Not all expectations are bad. Positive ones become realistic goals to strive for, benchmarks to meet. God has a lot of expectations for His beloved children. He expects us to love Him and serve His purposes. He expects us to tell Him our needs and thank Him for His provision. He expects us to grow daily more like His Son, putting off old selves and putting on new ones. As well, we believers have expectations about our God: that He will act wisely and purely, that He will be true to Himself and to His purposes in the world. We expect Him to be kind and just, strong and compassionate.
So how should Christian leaders view expectations? We can acknowledge realistic expectations and use them use to guide our actions. And we can ignore unrealistic expectations and silence their accusations. The question is one of focus. Whom do we serve? Whose expectations matter? When expectations swirl around us, we need to ask: Are these standards really God’s? If they are not, they are meaningless.

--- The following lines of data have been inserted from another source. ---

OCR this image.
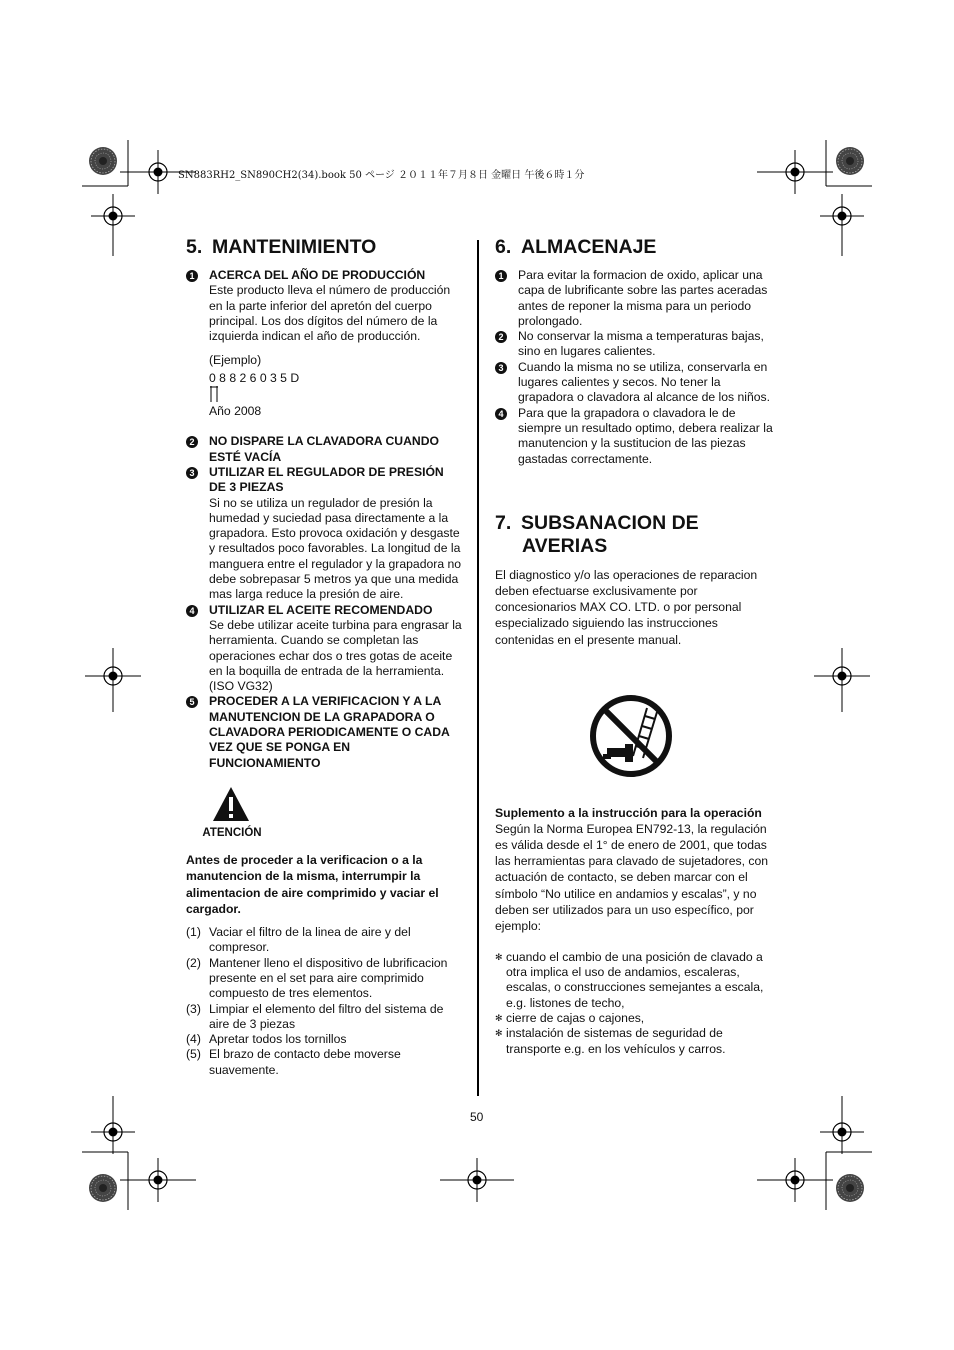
SN883RH2_SN890CH2(34).book 50 ページ ２０１１年７月８日 金曜日 午後６時１分
5. MANTENIMIENTO
1 ACERCA DEL AÑO DE PRODUCCIÓN

Este producto lleva el número de producción en la parte inferior del apretón del cuerpo principal. Los dos dígitos del número de la izquierda indican el año de producción.

(Ejemplo)

0 8 8 2 6 0 3 5 D

Año 2008

2 NO DISPARE LA CLAVADORA CUANDO ESTÉ VACÍA
3 UTILIZAR EL REGULADOR DE PRESIÓN DE 3 PIEZAS

Si no se utiliza un regulador de presión la humedad y suciedad pasa directamente a la grapadora. Esto provoca oxidación y desgaste y resultados poco favorables. La longitud de la manguera entre el regulador y la grapadora no debe sobrepasar 5 metros ya que una medida mas larga reduce la presión de aire.

4 UTILIZAR EL ACEITE RECOMENDADO

Se debe utilizar aceite turbina para engrasar la herramienta. Cuando se completan las operaciones echar dos o tres gotas de aceite en la boquilla de entrada de la herramienta. (ISO VG32)

5 PROCEDER A LA VERIFICACION Y A LA MANUTENCION DE LA GRAPADORA O CLAVADORA PERIODICAMENTE O CADA VEZ QUE SE PONGA EN FUNCIONAMIENTO
ATENCIÓN

Antes de proceder a la verificacion o a la manutencion de la misma, interrumpir la alimentacion de aire comprimido y vaciar el cargador.

(1) Vaciar el filtro de la linea de aire y del compresor.
(2) Mantener lleno el dispositivo de lubrificacion presente en el set para aire comprimido compuesto de tres elementos.
(3) Limpiar el elemento del filtro del sistema de aire de 3 piezas
(4) Apretar todos los tornillos
(5) El brazo de contacto debe moverse suavemente.
6. ALMACENAJE
1 Para evitar la formacion de oxido, aplicar una capa de lubrificante sobre las partes aceradas antes de reponer la misma para un periodo prolongado.
2 No conservar la misma a temperaturas bajas, sino en lugares calientes.
3 Cuando la misma no se utiliza, conservarla en lugares calientes y secos. No tener la grapadora o clavadora al alcance de los niños.
4 Para que la grapadora o clavadora le de siempre un resultado optimo, debera realizar la manutencion y la sustitucion de las piezas gastadas correctamente.
7. SUBSANACION DE
AVERIAS

El diagnostico y/o las operaciones de reparacion deben efectuarse exclusivamente por concesionarios MAX CO. LTD. o por personal especializado siguiendo las instrucciones contenidas en el presente manual.

Suplemento a la instrucción para la operación

Según la Norma Europea EN792-13, la regulación es válida desde el 1° de enero de 2001, que todas las herramientas para clavado de sujetadores, con actuación de contacto, se deben marcar con el símbolo “No utilice en andamios y escalas”, y no deben ser utilizados para un uso específico, por ejemplo:

✻ cuando el cambio de una posición de clavado a otra implica el uso de andamios, escaleras, escalas, o construcciones semejantes a escala, e.g. listones de techo,
✻ cierre de cajas o cajones,
✻ instalación de sistemas de seguridad de transporte e.g. en los vehículos y carros.
50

We can’t escape unrealistic expectations, but we can refuse to submit to them. In the face of unrealistic expectations, the pastor and pastoral family can follow these three “rules”:
1. Remember God is the audience: we must act as He directs.
2. Recognize the power of “no”: Disappointing unrealistic “expect-ers” is good for them; God wants them to abandon wrong desires and judgmental attitudes.
3. Repent of your unjust anger: Don’t let expectations be an excuse for your own resentment. We are called to forgive, to hope, and to trust God to defend our prayer and Word-guided choices.
At least for me—and I hope for you—the goal is to only follow healthy, God-given expectations.